The Achaemenids, who in this case actually were Persians, decided that Memnon couldn't be trusted because he was a Greek – despite the fact that they'd hired him for that specific reason. The Earth remained unscorched, and Alexander's army breezed through. While historians are silent on the matter, we can assume that the army pretty much ate whatever they damned-well pleased, and thus were not falling down with weakness when they finally came to battle with the Persians.
It really ought not to come as a surprise to anyone that the Greeks kicked the hell out of them – so badly, in fact, that when the vast majority of the Greek foot soldiers arrived on the battlefield, they found everyone had already been defeated by, and fled from, Alexander’s cavalry – all but Memnon and about 18,000 of his men, who figured Alexander would be merciful, either because A) "we're all Greeks here" or B) "we're mercenaries - it was nothing personal!"

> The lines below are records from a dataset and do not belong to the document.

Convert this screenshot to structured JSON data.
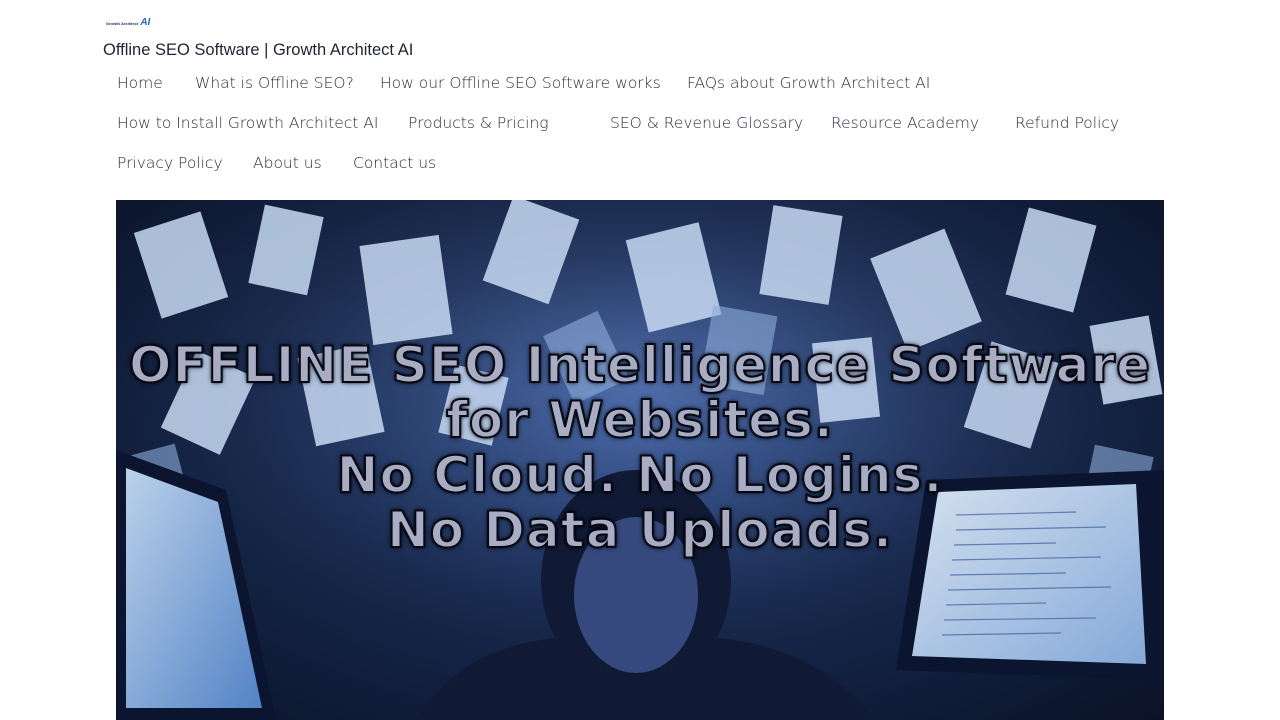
{
  "logo": {
    "wordmark": "Growth Architect",
    "mark": "AI"
  },
  "site_title": "Offline SEO Software | Growth Architect AI",
  "nav": {
    "home": "Home",
    "what_is": "What is Offline SEO?",
    "how_works": "How our Offline SEO Software works",
    "faqs": "FAQs about Growth Architect AI",
    "install": "How to Install Growth Architect AI",
    "products": "Products & Pricing",
    "glossary": "SEO & Revenue Glossary",
    "academy": "Resource Academy",
    "refund": "Refund Policy",
    "privacy": "Privacy Policy",
    "about": "About us",
    "contact": "Contact us"
  },
  "hero": {
    "line1": "OFFLINE SEO Intelligence Software",
    "line2": "for Websites.",
    "line3": "No Cloud. No Logins.",
    "line4": "No Data Uploads."
  }
}
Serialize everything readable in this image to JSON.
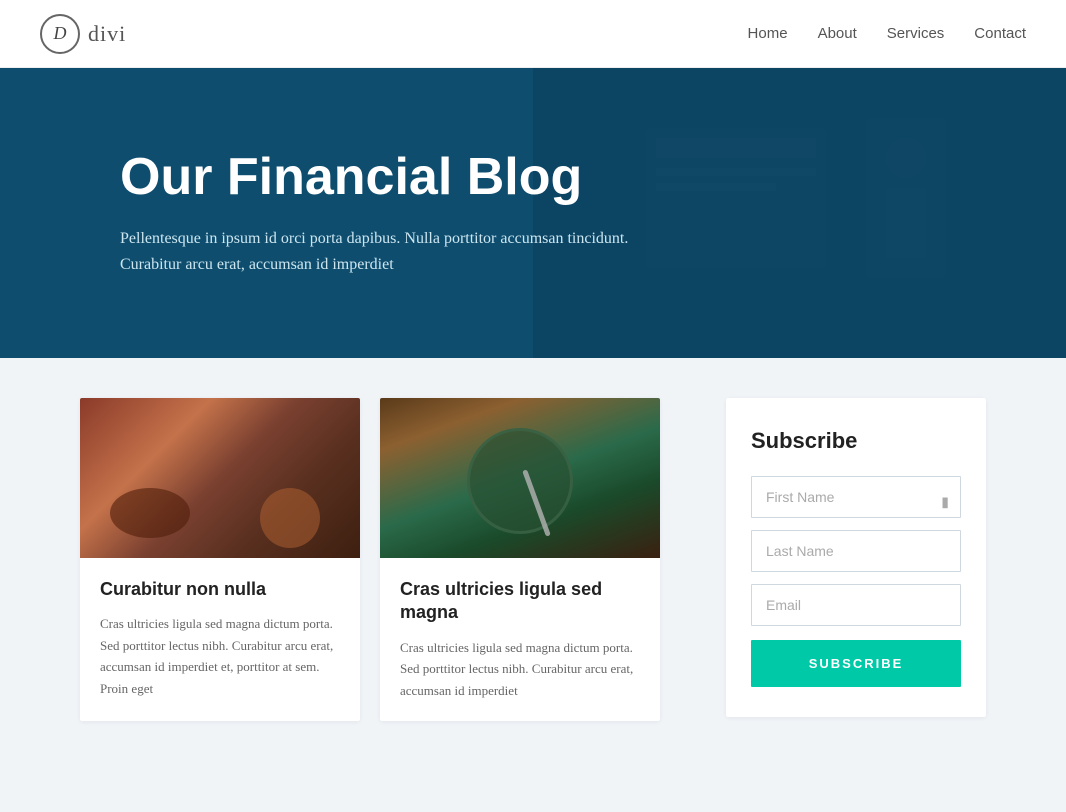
{
  "header": {
    "logo_letter": "D",
    "logo_brand": "divi",
    "nav": [
      {
        "label": "Home",
        "id": "home"
      },
      {
        "label": "About",
        "id": "about"
      },
      {
        "label": "Services",
        "id": "services"
      },
      {
        "label": "Contact",
        "id": "contact"
      }
    ]
  },
  "hero": {
    "title": "Our Financial Blog",
    "description": "Pellentesque in ipsum id orci porta dapibus. Nulla porttitor accumsan tincidunt. Curabitur arcu erat, accumsan id imperdiet"
  },
  "blog": {
    "cards": [
      {
        "id": "card-1",
        "title": "Curabitur non nulla",
        "text": "Cras ultricies ligula sed magna dictum porta. Sed porttitor lectus nibh. Curabitur arcu erat, accumsan id imperdiet et, porttitor at sem. Proin eget"
      },
      {
        "id": "card-2",
        "title": "Cras ultricies ligula sed magna",
        "text": "Cras ultricies ligula sed magna dictum porta. Sed porttitor lectus nibh. Curabitur arcu erat, accumsan id imperdiet"
      }
    ]
  },
  "sidebar": {
    "subscribe": {
      "title": "Subscribe",
      "first_name_placeholder": "First Name",
      "last_name_placeholder": "Last Name",
      "email_placeholder": "Email",
      "button_label": "SUBSCRIBE"
    }
  }
}
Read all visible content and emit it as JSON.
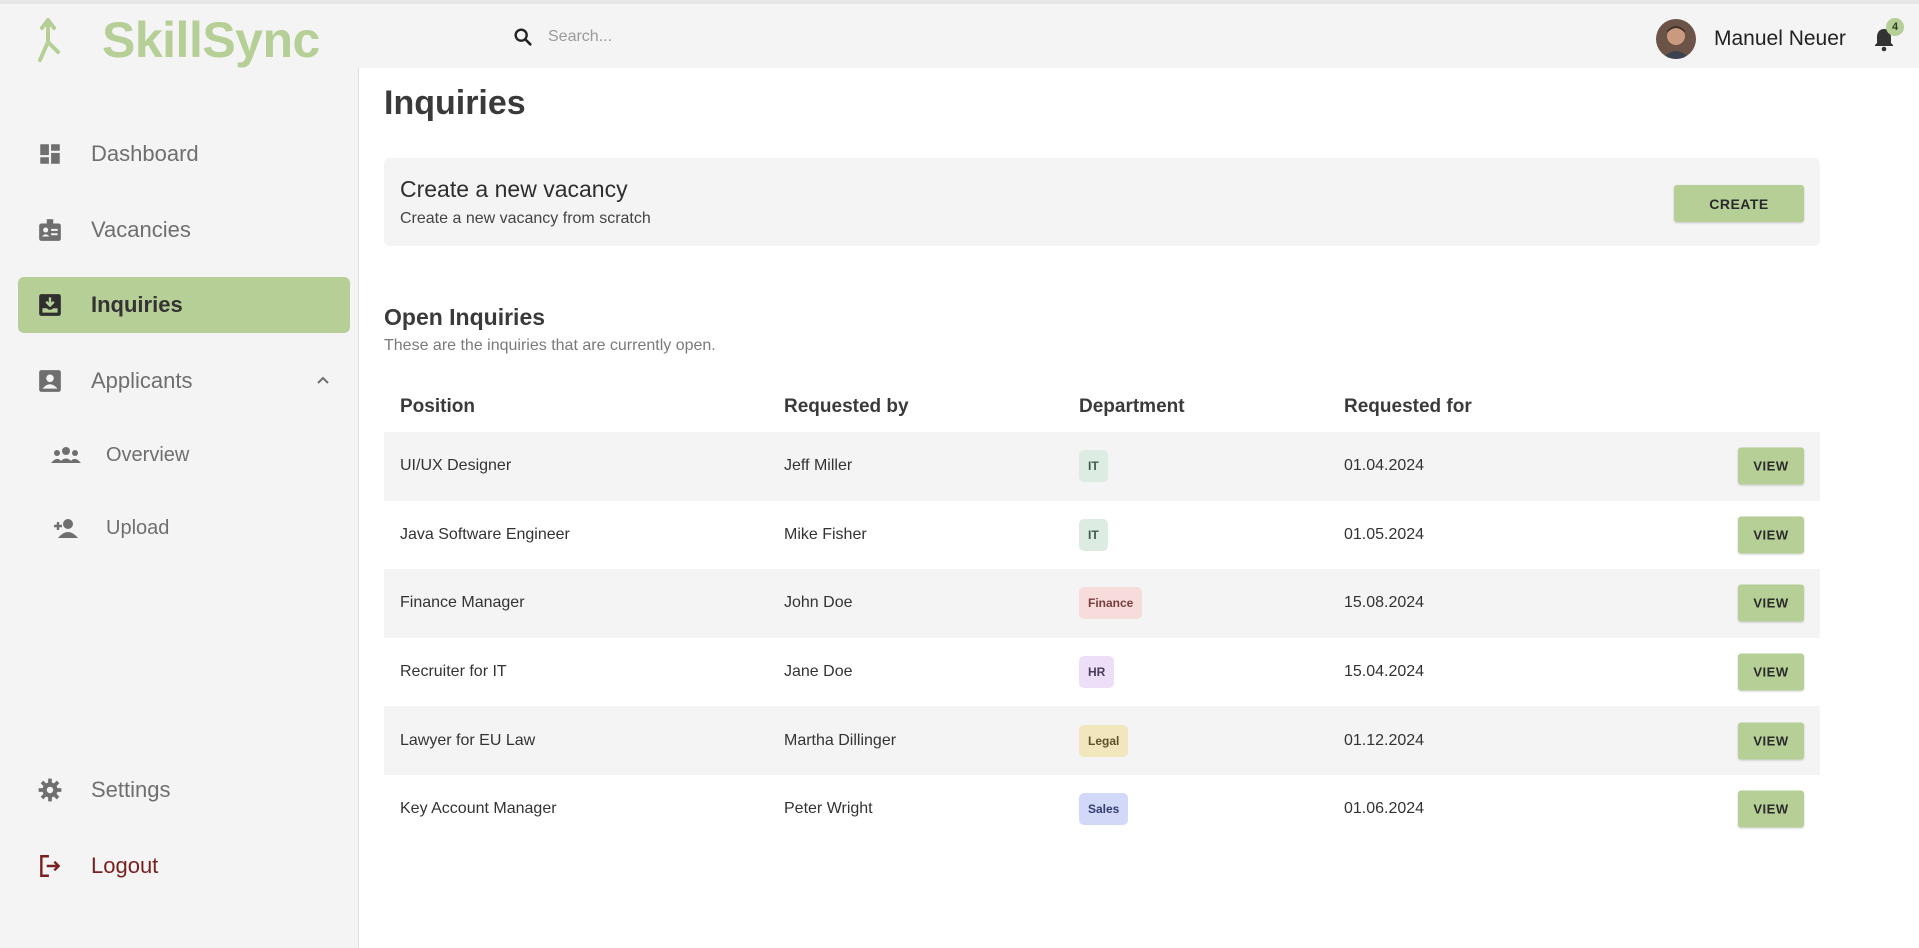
{
  "app": {
    "name": "SkillSync"
  },
  "search": {
    "placeholder": "Search..."
  },
  "user": {
    "name": "Manuel Neuer",
    "notifications": "4"
  },
  "sidebar": {
    "items": [
      {
        "label": "Dashboard",
        "icon": "dashboard-icon"
      },
      {
        "label": "Vacancies",
        "icon": "badge-icon"
      },
      {
        "label": "Inquiries",
        "icon": "inbox-download-icon",
        "active": true
      },
      {
        "label": "Applicants",
        "icon": "contact-card-icon",
        "expanded": true
      }
    ],
    "sub_items": [
      {
        "label": "Overview",
        "icon": "group-icon"
      },
      {
        "label": "Upload",
        "icon": "person-add-icon"
      }
    ],
    "settings": "Settings",
    "logout": "Logout"
  },
  "main": {
    "title": "Inquiries",
    "create_card": {
      "title": "Create a new vacancy",
      "subtitle": "Create a new vacancy from scratch",
      "button": "CREATE"
    },
    "open": {
      "title": "Open Inquiries",
      "subtitle": "These are the inquiries that are currently open."
    },
    "table": {
      "headers": [
        "Position",
        "Requested by",
        "Department",
        "Requested for"
      ],
      "view_label": "VIEW",
      "rows": [
        {
          "position": "UI/UX Designer",
          "requested_by": "Jeff Miller",
          "department": "IT",
          "dept_bg": "#dcece2",
          "dept_fg": "#3e5a46",
          "requested_for": "01.04.2024"
        },
        {
          "position": "Java Software Engineer",
          "requested_by": "Mike Fisher",
          "department": "IT",
          "dept_bg": "#dcece2",
          "dept_fg": "#3e5a46",
          "requested_for": "01.05.2024"
        },
        {
          "position": "Finance Manager",
          "requested_by": "John Doe",
          "department": "Finance",
          "dept_bg": "#f7dcdc",
          "dept_fg": "#7a3d3d",
          "requested_for": "15.08.2024"
        },
        {
          "position": "Recruiter for IT",
          "requested_by": "Jane Doe",
          "department": "HR",
          "dept_bg": "#ecdff7",
          "dept_fg": "#4a3a5e",
          "requested_for": "15.04.2024"
        },
        {
          "position": "Lawyer for EU Law",
          "requested_by": "Martha Dillinger",
          "department": "Legal",
          "dept_bg": "#f2e6bd",
          "dept_fg": "#5e5128",
          "requested_for": "01.12.2024"
        },
        {
          "position": "Key Account Manager",
          "requested_by": "Peter Wright",
          "department": "Sales",
          "dept_bg": "#d2d8f7",
          "dept_fg": "#333d70",
          "requested_for": "01.06.2024"
        }
      ]
    }
  },
  "colors": {
    "accent": "#b5cf96",
    "sidebar_bg": "#f4f4f4",
    "logout": "#7a1f1f"
  }
}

When it came to them all being Greeks, Alexander must have belonged to a different Fraternity; he wasn't impressed, and he couldn't help but notice that those Greeks had been completely ok with killing his Greeks. As for them being mercenaries, hey, Alexander was a king, he knew it wasn't personal, knew it was just business ...
So he ordered his men to impersonally kill all of them in a businesslike fashion.
He's said to have relented and sent 2,000 of them back to Greece as slaves, but one has to wonder if this 'mercy' might have been motivated by his men: slaughter is loads of fun, after all, but after the first 16,000 or so, it may have been getting a little boring.